The kinetics of Cu-Sn intermetallic compounds (IMCs) growth relates to the materials preparation, process regulation and reliability prediction in the new energy field and electronic packaging industry. As a typical instance that Cu-Sn IMCs are involved with, this work investigated the kinetics of Cu-Sn IMCs growth and isothermal solidification of Cu-Sn transient liquid phase sintering (TLPS) process for high temperature resistant packaging of the third-generation semiconductors power devices. A three-dimensional kinetics model of Cu/Sn solid/liquid interfacial reaction and the corresponding kinetics equations of Cu6Sn5 and Cu3Sn growth was established.

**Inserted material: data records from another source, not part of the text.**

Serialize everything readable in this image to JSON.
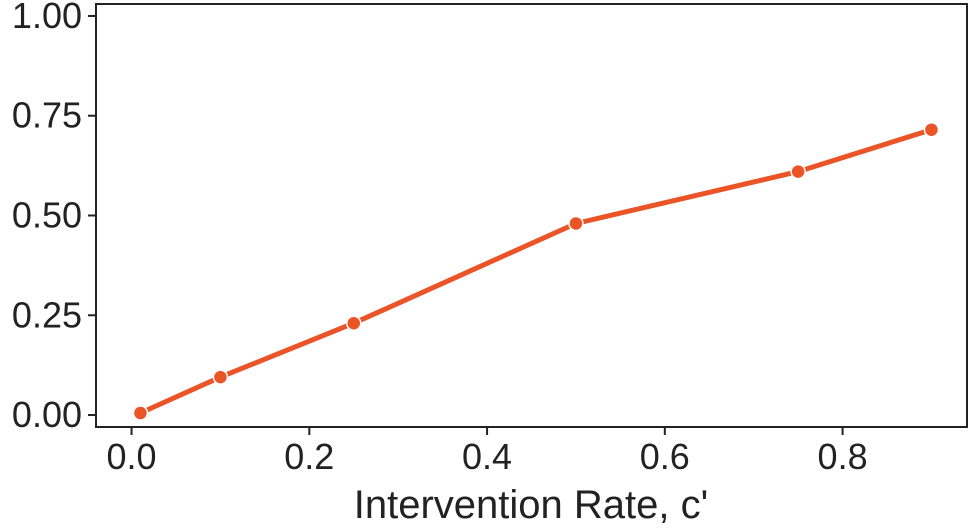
{
  "chart_data": {
    "type": "line",
    "title": "",
    "xlabel": "Intervention Rate, c'",
    "ylabel": "",
    "xlim": [
      -0.04,
      0.94
    ],
    "ylim": [
      -0.03,
      1.03
    ],
    "grid": false,
    "legend": "none",
    "x_ticks": [
      0.0,
      0.2,
      0.4,
      0.6,
      0.8
    ],
    "x_tick_labels": [
      "0.0",
      "0.2",
      "0.4",
      "0.6",
      "0.8"
    ],
    "y_ticks": [
      0.0,
      0.25,
      0.5,
      0.75,
      1.0
    ],
    "y_tick_labels": [
      "0.00",
      "0.25",
      "0.50",
      "0.75",
      "1.00"
    ],
    "series": [
      {
        "color": "#ea5427",
        "x": [
          0.01,
          0.1,
          0.25,
          0.5,
          0.75,
          0.9
        ],
        "y": [
          0.005,
          0.095,
          0.23,
          0.48,
          0.61,
          0.715
        ]
      }
    ]
  }
}
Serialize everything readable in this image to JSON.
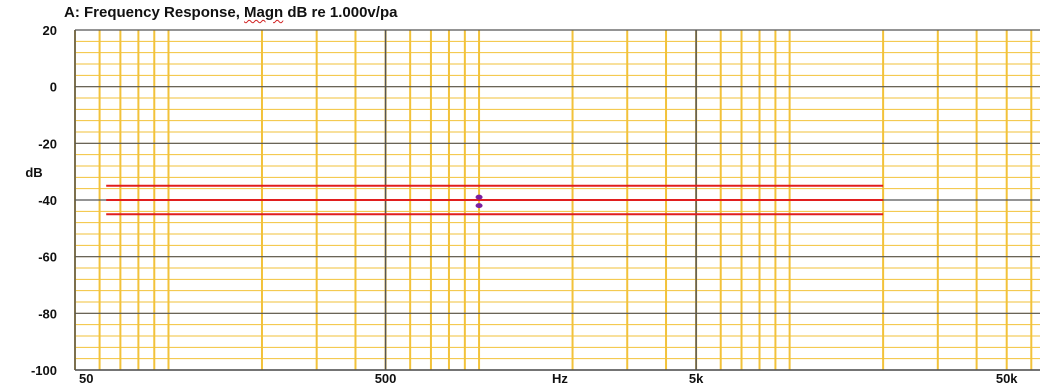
{
  "title_prefix": "A: Frequency Response, ",
  "title_magn": "Magn",
  "title_suffix": " dB re 1.000v/pa",
  "chart_data": {
    "type": "line",
    "title": "A: Frequency Response, Magn dB re 1.000v/pa",
    "xlabel": "Hz",
    "ylabel": "dB",
    "xscale": "log",
    "xlim": [
      50,
      64000
    ],
    "ylim": [
      -100,
      20
    ],
    "x_tick_labels": [
      {
        "value": 50,
        "label": "50"
      },
      {
        "value": 500,
        "label": "500"
      },
      {
        "value": 5000,
        "label": "5k"
      },
      {
        "value": 50000,
        "label": "50k"
      }
    ],
    "y_tick_labels": [
      {
        "value": 20,
        "label": "20"
      },
      {
        "value": 0,
        "label": "0"
      },
      {
        "value": -20,
        "label": "-20"
      },
      {
        "value": -40,
        "label": "-40"
      },
      {
        "value": -60,
        "label": "-60"
      },
      {
        "value": -80,
        "label": "-80"
      },
      {
        "value": -100,
        "label": "-100"
      }
    ],
    "grid": true,
    "series": [
      {
        "x": [
          63,
          20000
        ],
        "y": [
          -35,
          -35
        ],
        "color": "#e01e1e"
      },
      {
        "x": [
          63,
          20000
        ],
        "y": [
          -40,
          -40
        ],
        "color": "#e01e1e"
      },
      {
        "x": [
          63,
          20000
        ],
        "y": [
          -45,
          -45
        ],
        "color": "#e01e1e"
      }
    ],
    "markers": [
      {
        "x": 1000,
        "y": -39,
        "color": "#7a1fa0"
      },
      {
        "x": 1000,
        "y": -42,
        "color": "#7a1fa0"
      }
    ],
    "colors": {
      "minor_grid": "#f2c23a",
      "major_grid": "#555555",
      "background": "#ffffff"
    }
  }
}
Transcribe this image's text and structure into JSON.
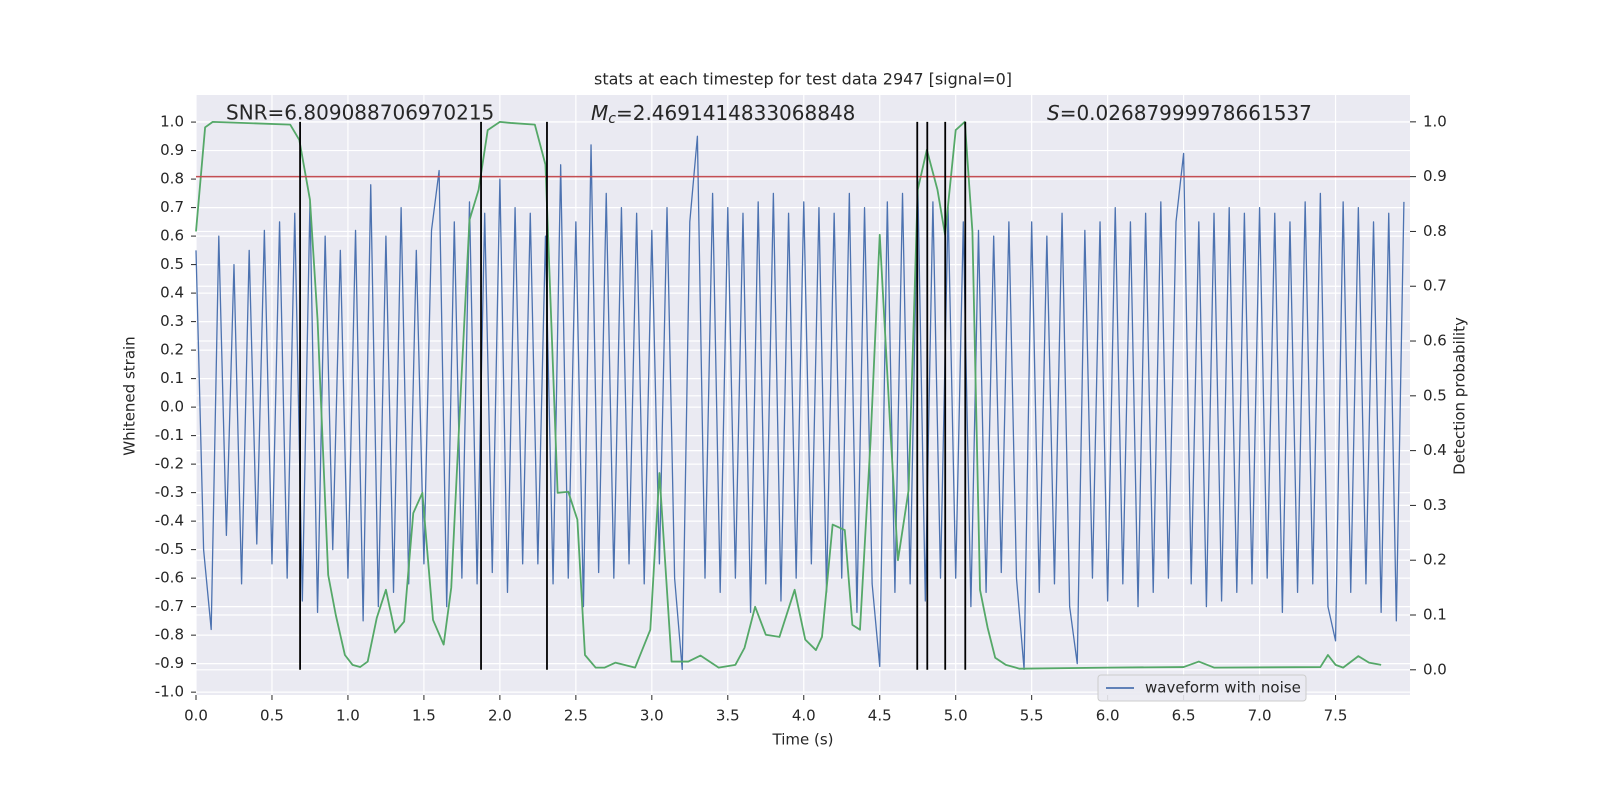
{
  "chart_data": {
    "type": "line",
    "title": "stats at each timestep for test data 2947 [signal=0]",
    "xlabel": "Time (s)",
    "ylabel": "Whitened strain",
    "y2label": "Detection probability",
    "annotations": [
      {
        "text": "SNR=6.809088706970215"
      },
      {
        "symbol": "M",
        "subscript": "c",
        "text": "=2.4691414833068848"
      },
      {
        "symbol": "S",
        "text": "=0.02687999978661537"
      }
    ],
    "xlim": [
      0,
      7.99
    ],
    "ylim": [
      -1.01,
      1.095
    ],
    "y2lim": [
      -0.046,
      1.049
    ],
    "xticks": [
      {
        "value": 0,
        "label": "0.0"
      },
      0.5,
      {
        "value": 1,
        "label": "1.0"
      },
      1.5,
      {
        "value": 2,
        "label": "2.0"
      },
      2.5,
      {
        "value": 3,
        "label": "3.0"
      },
      3.5,
      {
        "value": 4,
        "label": "4.0"
      },
      4.5,
      {
        "value": 5,
        "label": "5.0"
      },
      5.5,
      {
        "value": 6,
        "label": "6.0"
      },
      6.5,
      {
        "value": 7,
        "label": "7.0"
      },
      7.5
    ],
    "yticks": [
      {
        "value": -1,
        "label": "-1.0"
      },
      -0.9,
      -0.8,
      -0.7,
      -0.6,
      -0.5,
      -0.4,
      -0.3,
      -0.2,
      -0.1,
      {
        "value": 0,
        "label": "0.0"
      },
      0.1,
      0.2,
      0.3,
      0.4,
      0.5,
      0.6,
      0.7,
      0.8,
      0.9,
      {
        "value": 1,
        "label": "1.0"
      }
    ],
    "y2ticks": [
      {
        "value": 0,
        "label": "0.0"
      },
      0.1,
      0.2,
      0.3,
      0.4,
      0.5,
      0.6,
      0.7,
      0.8,
      0.9,
      {
        "value": 1,
        "label": "1.0"
      }
    ],
    "grid": true,
    "legend": "lower right",
    "series": [
      {
        "name": "waveform with noise",
        "color": "#4c72b0",
        "x": [
          0,
          0.05,
          0.1,
          0.15,
          0.2,
          0.25,
          0.3,
          0.35,
          0.4,
          0.45,
          0.5,
          0.55,
          0.6,
          0.65,
          0.7,
          0.75,
          0.8,
          0.85,
          0.9,
          0.95,
          1,
          1.05,
          1.1,
          1.15,
          1.2,
          1.25,
          1.3,
          1.35,
          1.4,
          1.45,
          1.5,
          1.55,
          1.6,
          1.65,
          1.7,
          1.75,
          1.8,
          1.85,
          1.9,
          1.95,
          2,
          2.05,
          2.1,
          2.15,
          2.2,
          2.25,
          2.3,
          2.35,
          2.4,
          2.45,
          2.5,
          2.55,
          2.6,
          2.65,
          2.7,
          2.75,
          2.8,
          2.85,
          2.9,
          2.95,
          3,
          3.05,
          3.1,
          3.15,
          3.2,
          3.25,
          3.3,
          3.35,
          3.4,
          3.45,
          3.5,
          3.55,
          3.6,
          3.65,
          3.7,
          3.75,
          3.8,
          3.85,
          3.9,
          3.95,
          4,
          4.05,
          4.1,
          4.15,
          4.2,
          4.25,
          4.3,
          4.35,
          4.4,
          4.45,
          4.5,
          4.55,
          4.6,
          4.65,
          4.7,
          4.75,
          4.8,
          4.85,
          4.9,
          4.95,
          5,
          5.05,
          5.1,
          5.15,
          5.2,
          5.25,
          5.3,
          5.35,
          5.4,
          5.45,
          5.5,
          5.55,
          5.6,
          5.65,
          5.7,
          5.75,
          5.8,
          5.85,
          5.9,
          5.95,
          6,
          6.05,
          6.1,
          6.15,
          6.2,
          6.25,
          6.3,
          6.35,
          6.4,
          6.45,
          6.5,
          6.55,
          6.6,
          6.65,
          6.7,
          6.75,
          6.8,
          6.85,
          6.9,
          6.95,
          7,
          7.05,
          7.1,
          7.15,
          7.2,
          7.25,
          7.3,
          7.35,
          7.4,
          7.45,
          7.5,
          7.55,
          7.6,
          7.65,
          7.7,
          7.75,
          7.8,
          7.85,
          7.9,
          7.95
        ],
        "values": [
          0.55,
          -0.5,
          -0.78,
          0.6,
          -0.45,
          0.5,
          -0.62,
          0.55,
          -0.48,
          0.62,
          -0.55,
          0.65,
          -0.6,
          0.68,
          -0.68,
          0.72,
          -0.72,
          0.6,
          -0.5,
          0.55,
          -0.6,
          0.62,
          -0.75,
          0.78,
          -0.7,
          0.6,
          -0.65,
          0.7,
          -0.62,
          0.55,
          -0.55,
          0.62,
          0.83,
          -0.7,
          0.65,
          -0.6,
          0.72,
          -0.62,
          0.68,
          -0.58,
          0.8,
          -0.65,
          0.7,
          -0.55,
          0.68,
          -0.55,
          0.6,
          -0.62,
          0.85,
          -0.6,
          0.65,
          -0.7,
          0.92,
          -0.58,
          0.75,
          -0.6,
          0.7,
          -0.55,
          0.68,
          -0.62,
          0.62,
          -0.55,
          0.7,
          -0.6,
          -0.92,
          0.65,
          0.95,
          -0.6,
          0.75,
          -0.65,
          0.7,
          -0.6,
          0.68,
          -0.72,
          0.72,
          -0.62,
          0.75,
          -0.68,
          0.68,
          -0.6,
          0.72,
          -0.55,
          0.7,
          -0.65,
          0.68,
          -0.6,
          0.75,
          -0.72,
          0.7,
          -0.62,
          -0.91,
          0.72,
          -0.65,
          0.75,
          -0.62,
          0.8,
          -0.68,
          0.72,
          -0.6,
          0.7,
          -0.6,
          0.65,
          -0.7,
          0.62,
          -0.65,
          0.6,
          -0.58,
          0.65,
          -0.6,
          -0.92,
          0.65,
          -0.65,
          0.6,
          -0.62,
          0.68,
          -0.7,
          -0.9,
          0.62,
          -0.6,
          0.65,
          -0.68,
          0.7,
          -0.62,
          0.65,
          -0.7,
          0.68,
          -0.65,
          0.72,
          -0.6,
          0.65,
          0.89,
          -0.62,
          0.65,
          -0.7,
          0.68,
          -0.68,
          0.7,
          -0.65,
          0.68,
          -0.62,
          0.7,
          -0.6,
          0.68,
          -0.72,
          0.65,
          -0.65,
          0.72,
          -0.62,
          0.75,
          -0.7,
          -0.82,
          0.72,
          -0.65,
          0.7,
          -0.62,
          0.65,
          -0.72,
          0.68,
          -0.75,
          0.72
        ]
      },
      {
        "color": "#55a868",
        "axis": "y2",
        "x": [
          0,
          0.06,
          0.11,
          0.62,
          0.68,
          0.75,
          0.8,
          0.87,
          0.92,
          0.98,
          1.03,
          1.08,
          1.13,
          1.19,
          1.25,
          1.31,
          1.37,
          1.43,
          1.49,
          1.56,
          1.63,
          1.68,
          1.74,
          1.8,
          1.86,
          1.92,
          2,
          2.07,
          2.23,
          2.3,
          2.38,
          2.45,
          2.51,
          2.56,
          2.63,
          2.69,
          2.76,
          2.89,
          2.99,
          3.05,
          3.13,
          3.24,
          3.32,
          3.44,
          3.55,
          3.61,
          3.68,
          3.75,
          3.84,
          3.94,
          4.01,
          4.08,
          4.12,
          4.19,
          4.27,
          4.32,
          4.37,
          4.44,
          4.5,
          4.57,
          4.62,
          4.69,
          4.75,
          4.81,
          4.88,
          4.93,
          5,
          5.06,
          5.11,
          5.16,
          5.21,
          5.26,
          5.33,
          5.42,
          6,
          6.5,
          6.6,
          6.7,
          7.4,
          7.45,
          7.5,
          7.55,
          7.65,
          7.72,
          7.8
        ],
        "values": [
          0.8,
          0.99,
          1,
          0.995,
          0.967,
          0.858,
          0.639,
          0.173,
          0.1,
          0.027,
          0.009,
          0.005,
          0.015,
          0.095,
          0.146,
          0.068,
          0.088,
          0.286,
          0.323,
          0.091,
          0.046,
          0.15,
          0.493,
          0.821,
          0.876,
          0.985,
          1,
          0.998,
          0.995,
          0.922,
          0.323,
          0.325,
          0.274,
          0.027,
          0.004,
          0.004,
          0.013,
          0.004,
          0.073,
          0.359,
          0.015,
          0.015,
          0.026,
          0.004,
          0.009,
          0.04,
          0.115,
          0.064,
          0.06,
          0.146,
          0.055,
          0.036,
          0.06,
          0.265,
          0.255,
          0.082,
          0.073,
          0.42,
          0.794,
          0.438,
          0.2,
          0.328,
          0.876,
          0.949,
          0.876,
          0.794,
          0.985,
          1,
          0.8,
          0.146,
          0.077,
          0.022,
          0.009,
          0.002,
          0.004,
          0.005,
          0.015,
          0.004,
          0.005,
          0.027,
          0.009,
          0.004,
          0.025,
          0.013,
          0.009
        ]
      }
    ],
    "hlines": [
      {
        "value": 0.9,
        "axis": "y2",
        "color": "#c44e52"
      }
    ],
    "vlines": {
      "x": [
        0.685,
        1.876,
        2.31,
        4.747,
        4.813,
        4.931,
        5.063
      ],
      "y2": [
        0,
        1
      ],
      "color": "#000000"
    }
  }
}
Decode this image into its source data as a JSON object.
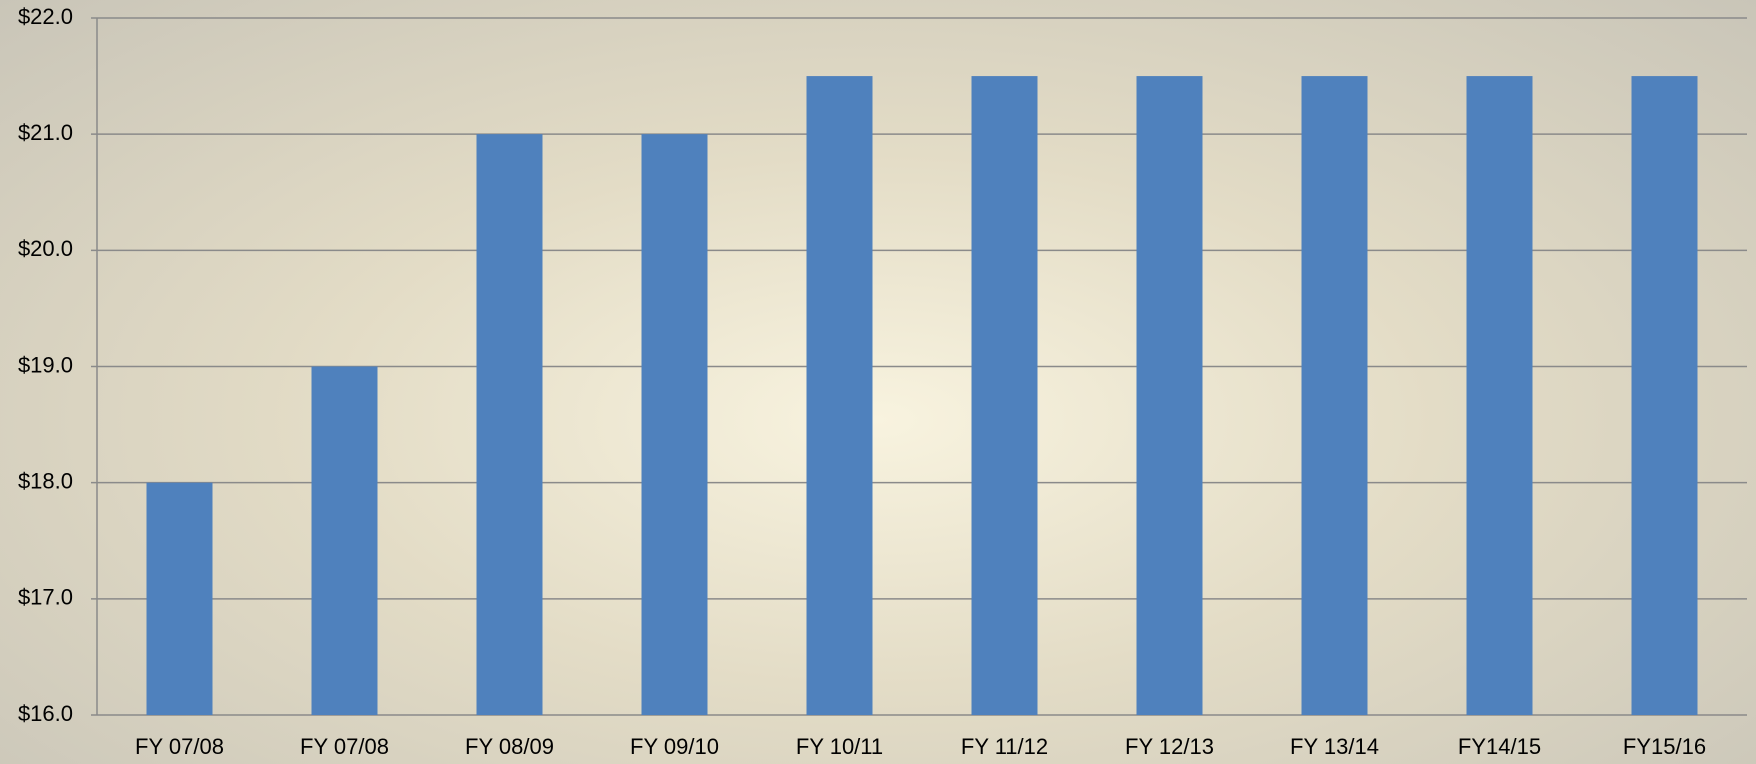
{
  "chart_data": {
    "type": "bar",
    "categories": [
      "FY 07/08",
      "FY 07/08",
      "FY 08/09",
      "FY 09/10",
      "FY 10/11",
      "FY 11/12",
      "FY 12/13",
      "FY 13/14",
      "FY14/15",
      "FY15/16"
    ],
    "values": [
      18,
      19,
      21,
      21,
      21.5,
      21.5,
      21.5,
      21.5,
      21.5,
      21.5
    ],
    "color": "#4f81bd",
    "ylim": [
      16,
      22
    ],
    "yticks": [
      {
        "value": 16,
        "label": "$16.0"
      },
      {
        "value": 17,
        "label": "$17.0"
      },
      {
        "value": 18,
        "label": "$18.0"
      },
      {
        "value": 19,
        "label": "$19.0"
      },
      {
        "value": 20,
        "label": "$20.0"
      },
      {
        "value": 21,
        "label": "$21.0"
      },
      {
        "value": 22,
        "label": "$22.0"
      }
    ],
    "grid": true
  }
}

Based on Cu-Sn IMCs growth kinetics, a parameter ξSn called the residual rate of Sn was defined to characterize the isothermal solidification kinetics of Cu-Sn TLPS process. By measuring the volume fraction of Cu and Sn, the quality fraction of residual Cu and Sn and produced Cu-Sn IMCs were determined, and thus the kinetics of Cu-Sn IMCs growth and the isothermal solidification of Cu-Sn TLPS process were experimentally studied to validate the theoretical model. The results showed that the theoretical results predicted by the model were well-matched with experimental results. Besides rising temperature, the kinetics of Cu-Sn IMCs growth and the isothermal solidification can be remarkably accelerated by decreasing Cu particle size. Reducing Sn content does not affect the kinetics of Cu-Sn IMCs growth but helps to shorten the isothermal solidification time of Cu-Sn TLPS process.